Он подвёл меня к огромному зеркалу на стене кабинета. И, почти не касаясь пальцами разбитой физиономии, начал объяснять:

– Сейчас ты заплыл, но я всё равно вижу. Вот тут – грыжи, это вот – птоз начинается, потом веко обвиснет, носогубки прорежутся, брыли поползут… Оно тебе надо?

Мне было не надо. Поэтому с тяжёлым сердцем я подмахнул договор с клиникой – почти на миллион – и продолжил лихорадочно искать деньги. Нарвавшись на отказ во всех приличных финансовых организациях, я взялся за неприличные. И неожиданно мне фартануло: какая-то мутная контора с громким названием «VipMoney» согласилась снабдить меня необходимой суммой – под 300 годовых! Узнав размер процентной ставки я чуть не поседел, но выбора не было. Зато этим шкуродёрам было плевать на мою кредитную историю и доходы. Ну почти.

– Вы работаете? – просипел неприятный женский голос в трубке.

– Инвестирую в крипту, – с достоинством ответил я.

Моя собеседница фыркнула.

– Всё понятно, – произнесла она тоном, от которого слетела вся моя спесь. – Доходы от инвестиций есть? Подтвердить сможете?

Я замялся. Криптоинвестором я обычно представлялся своим клиенткам, когда заходила речь о моём бизнесе. Тема криптовалюты возникла недавно, а так как моими любовницами в основном были женщины очень средних лет, то в их глазах это занятие выглядело чем-то сложным и непонятным, и все вопросы отпадали.

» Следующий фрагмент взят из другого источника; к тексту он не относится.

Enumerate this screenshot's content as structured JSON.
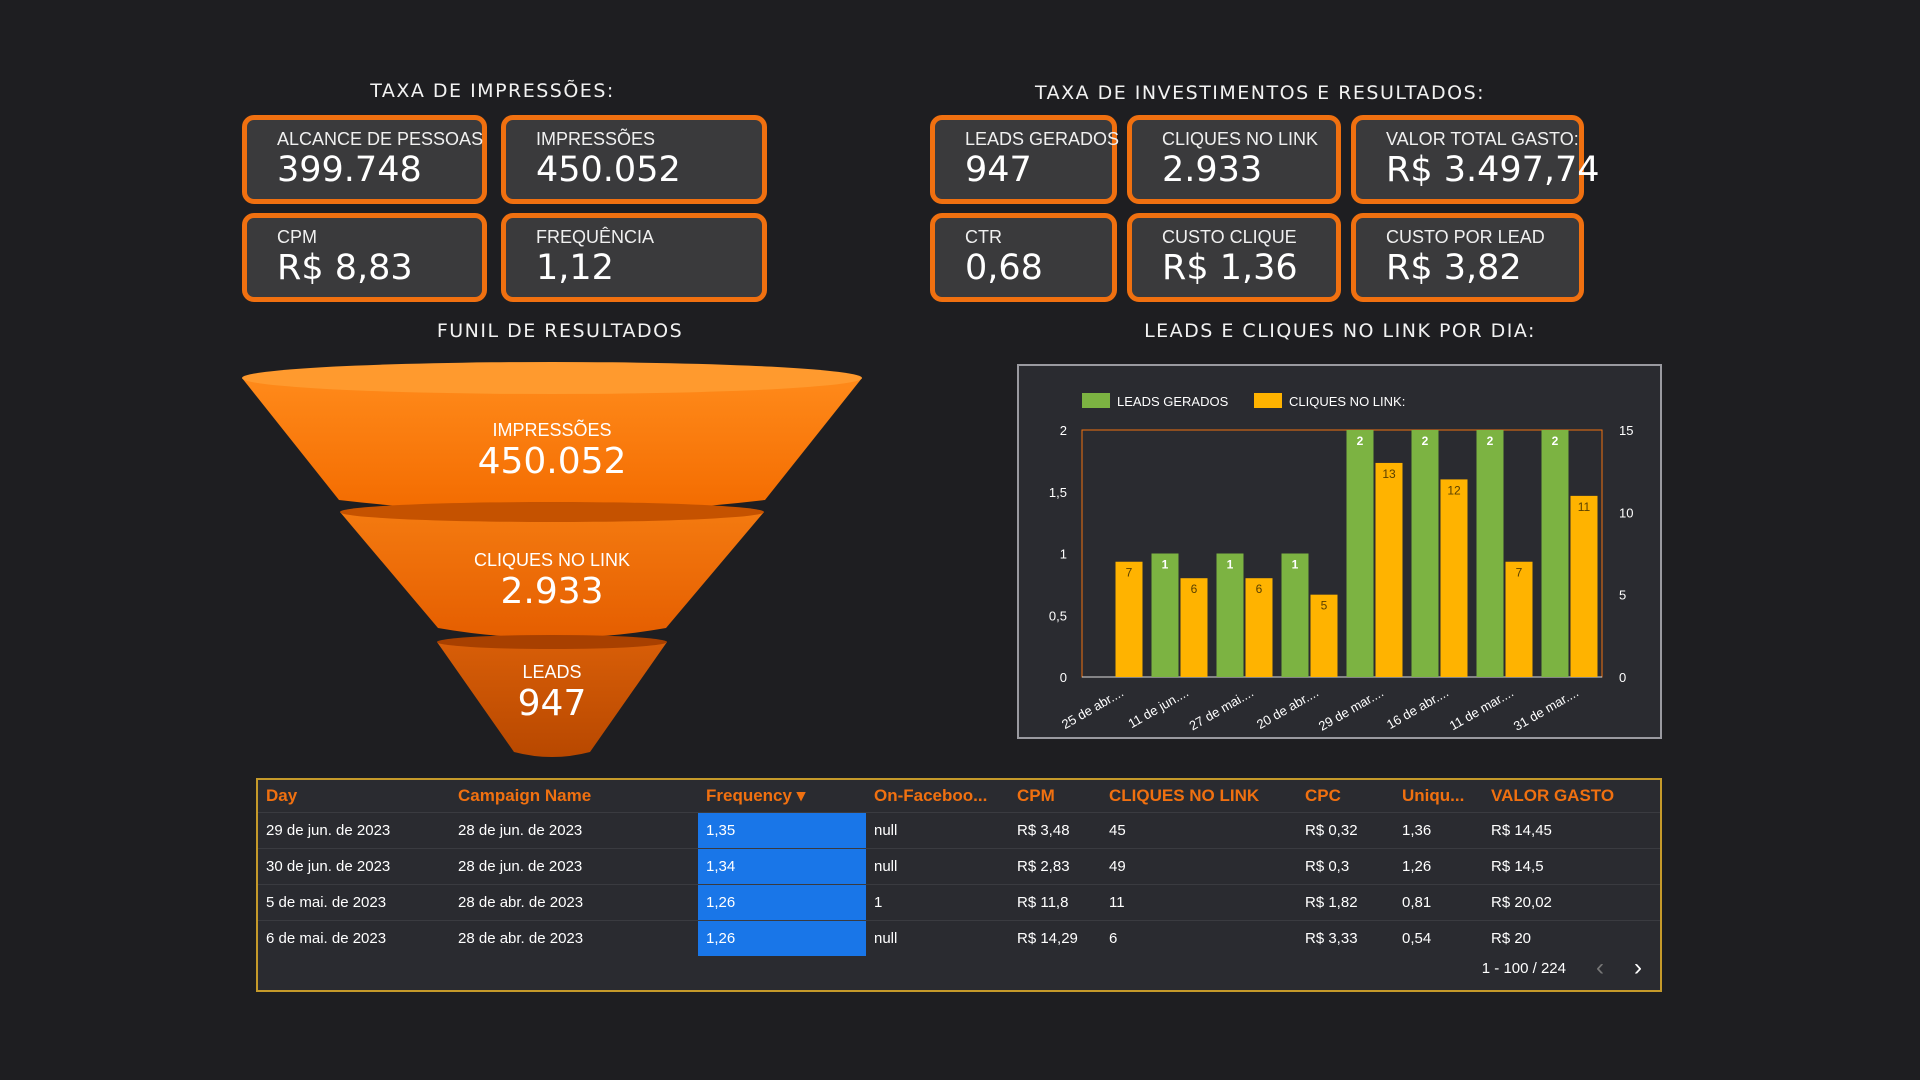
{
  "sections": {
    "impressoes": "TAXA DE IMPRESSÕES:",
    "investimentos": "TAXA DE INVESTIMENTOS E RESULTADOS:",
    "funil": "FUNIL DE RESULTADOS",
    "leads_dia": "LEADS E CLIQUES NO LINK POR DIA:"
  },
  "cards": {
    "alcance": {
      "label": "ALCANCE DE PESSOAS",
      "value": "399.748"
    },
    "impressoes": {
      "label": "IMPRESSÕES",
      "value": "450.052"
    },
    "cpm": {
      "label": "CPM",
      "value": "R$ 8,83"
    },
    "frequencia": {
      "label": "FREQUÊNCIA",
      "value": "1,12"
    },
    "leads": {
      "label": "LEADS GERADOS",
      "value": "947"
    },
    "cliques": {
      "label": "CLIQUES NO LINK",
      "value": "2.933"
    },
    "valor_total": {
      "label": "VALOR TOTAL GASTO:",
      "value": "R$ 3.497,74"
    },
    "ctr": {
      "label": "CTR",
      "value": "0,68"
    },
    "custo_clique": {
      "label": "CUSTO CLIQUE",
      "value": "R$ 1,36"
    },
    "custo_lead": {
      "label": "CUSTO POR LEAD",
      "value": "R$ 3,82"
    }
  },
  "funnel": [
    {
      "label": "IMPRESSÕES",
      "value": "450.052"
    },
    {
      "label": "CLIQUES NO LINK",
      "value": "2.933"
    },
    {
      "label": "LEADS",
      "value": "947"
    }
  ],
  "colors": {
    "accent": "#f07010",
    "leads": "#7cb342",
    "cliques": "#ffb300",
    "freq_highlight": "#1976e8"
  },
  "chart_data": {
    "type": "bar",
    "categories": [
      "25 de abr....",
      "11 de jun....",
      "27 de mai....",
      "20 de abr....",
      "29 de mar....",
      "16 de abr....",
      "11 de mar....",
      "31 de mar...."
    ],
    "series": [
      {
        "name": "LEADS GERADOS",
        "axis": "left",
        "values": [
          0,
          1,
          1,
          1,
          2,
          2,
          2,
          2
        ]
      },
      {
        "name": "CLIQUES NO LINK:",
        "axis": "right",
        "values": [
          7,
          6,
          6,
          5,
          13,
          12,
          7,
          11
        ]
      }
    ],
    "y_left": {
      "min": 0,
      "max": 2,
      "ticks": [
        "0",
        "0,5",
        "1",
        "1,5",
        "2"
      ]
    },
    "y_right": {
      "min": 0,
      "max": 15,
      "ticks": [
        "0",
        "5",
        "10",
        "15"
      ]
    },
    "legend": "top-left"
  },
  "table": {
    "headers": [
      "Day",
      "Campaign Name",
      "Frequency ▾",
      "On-Faceboo...",
      "CPM",
      "CLIQUES NO LINK",
      "CPC",
      "Uniqu...",
      "VALOR GASTO"
    ],
    "rows": [
      [
        "29 de jun. de 2023",
        "28 de jun. de 2023",
        "1,35",
        "null",
        "R$ 3,48",
        "45",
        "R$ 0,32",
        "1,36",
        "R$ 14,45"
      ],
      [
        "30 de jun. de 2023",
        "28 de jun. de 2023",
        "1,34",
        "null",
        "R$ 2,83",
        "49",
        "R$ 0,3",
        "1,26",
        "R$ 14,5"
      ],
      [
        "5 de mai. de 2023",
        "28 de abr. de 2023",
        "1,26",
        "1",
        "R$ 11,8",
        "11",
        "R$ 1,82",
        "0,81",
        "R$ 20,02"
      ],
      [
        "6 de mai. de 2023",
        "28 de abr. de 2023",
        "1,26",
        "null",
        "R$ 14,29",
        "6",
        "R$ 3,33",
        "0,54",
        "R$ 20"
      ]
    ],
    "pagination": "1 - 100 / 224"
  }
}
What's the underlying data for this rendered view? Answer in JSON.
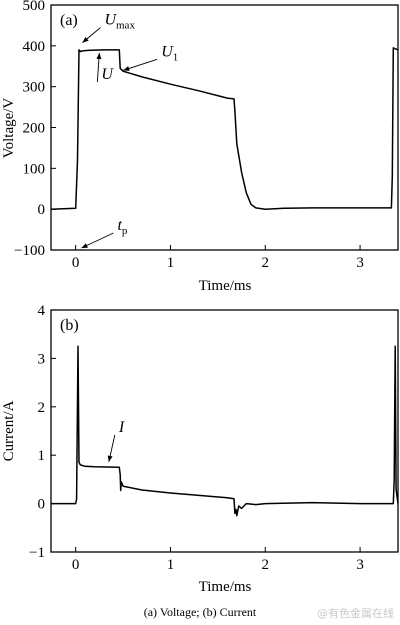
{
  "chart_data": [
    {
      "type": "line",
      "panel": "(a)",
      "xlabel": "Time/ms",
      "ylabel": "Voltage/V",
      "xlim": [
        -0.26,
        3.4
      ],
      "ylim": [
        -100,
        500
      ],
      "xticks": [
        0,
        1,
        2,
        3
      ],
      "yticks": [
        -100,
        0,
        100,
        200,
        300,
        400,
        500
      ],
      "grid": false,
      "series": [
        {
          "x": [
            -0.26,
            0.0,
            0.02,
            0.035,
            0.05,
            0.08,
            0.15,
            0.3,
            0.46,
            0.47,
            0.5,
            0.7,
            1.0,
            1.3,
            1.6,
            1.67,
            1.68,
            1.7,
            1.75,
            1.8,
            1.85,
            1.9,
            2.0,
            2.2,
            2.5,
            3.0,
            3.33,
            3.34,
            3.35,
            3.4
          ],
          "y": [
            0,
            2,
            120,
            390,
            386,
            388,
            389,
            390,
            390,
            345,
            338,
            324,
            306,
            290,
            272,
            270,
            240,
            160,
            90,
            40,
            12,
            3,
            0,
            2,
            3,
            3,
            3,
            80,
            395,
            390
          ]
        }
      ],
      "annotations": [
        {
          "text": "U",
          "sub": "max",
          "x": 0.04,
          "y": 398
        },
        {
          "text": "U",
          "sub": "",
          "x": 0.25,
          "y": 390
        },
        {
          "text": "U",
          "sub": "1",
          "x": 0.47,
          "y": 340
        },
        {
          "text": "t",
          "sub": "p",
          "x": 0.04,
          "y": -100
        }
      ]
    },
    {
      "type": "line",
      "panel": "(b)",
      "xlabel": "Time/ms",
      "ylabel": "Current/A",
      "xlim": [
        -0.26,
        3.4
      ],
      "ylim": [
        -1,
        4
      ],
      "xticks": [
        0,
        1,
        2,
        3
      ],
      "yticks": [
        -1,
        0,
        1,
        2,
        3,
        4
      ],
      "grid": false,
      "series": [
        {
          "x": [
            -0.26,
            0.0,
            0.01,
            0.025,
            0.035,
            0.05,
            0.1,
            0.2,
            0.46,
            0.47,
            0.475,
            0.48,
            0.5,
            0.7,
            1.0,
            1.3,
            1.6,
            1.67,
            1.68,
            1.69,
            1.7,
            1.72,
            1.75,
            1.8,
            1.9,
            2.0,
            2.5,
            3.0,
            3.35,
            3.36,
            3.37,
            3.38,
            3.4
          ],
          "y": [
            0,
            0,
            0.1,
            3.25,
            0.85,
            0.8,
            0.77,
            0.76,
            0.75,
            0.6,
            0.27,
            0.45,
            0.36,
            0.28,
            0.22,
            0.17,
            0.12,
            0.1,
            -0.2,
            -0.12,
            -0.25,
            -0.05,
            -0.1,
            0.0,
            -0.02,
            0.0,
            0.02,
            0.0,
            0.0,
            0.5,
            3.25,
            0.3,
            0.0
          ]
        }
      ],
      "annotations": [
        {
          "text": "I",
          "sub": "",
          "x": 0.35,
          "y": 0.78
        }
      ]
    }
  ],
  "caption": "(a) Voltage;  (b) Current",
  "watermark": "@有色金属在线"
}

Однажды мне не повезло нарваться на реальную криптовалютчицу. И я сразу посыпался: все эти токены, споты, фьючерсы и криптокошельки звучали для меня одинаково крипово. Но 55-летняя руководительница центра финансовой аналитики простила моё невежество. В конце концов, любила она меня не за это.

– Ну вы же понимаете, как работает криптобизнес, – задушевно сказал я тётке из «VipMoney», от которой зависела судьба займа. – Его ценят именно за анонимность.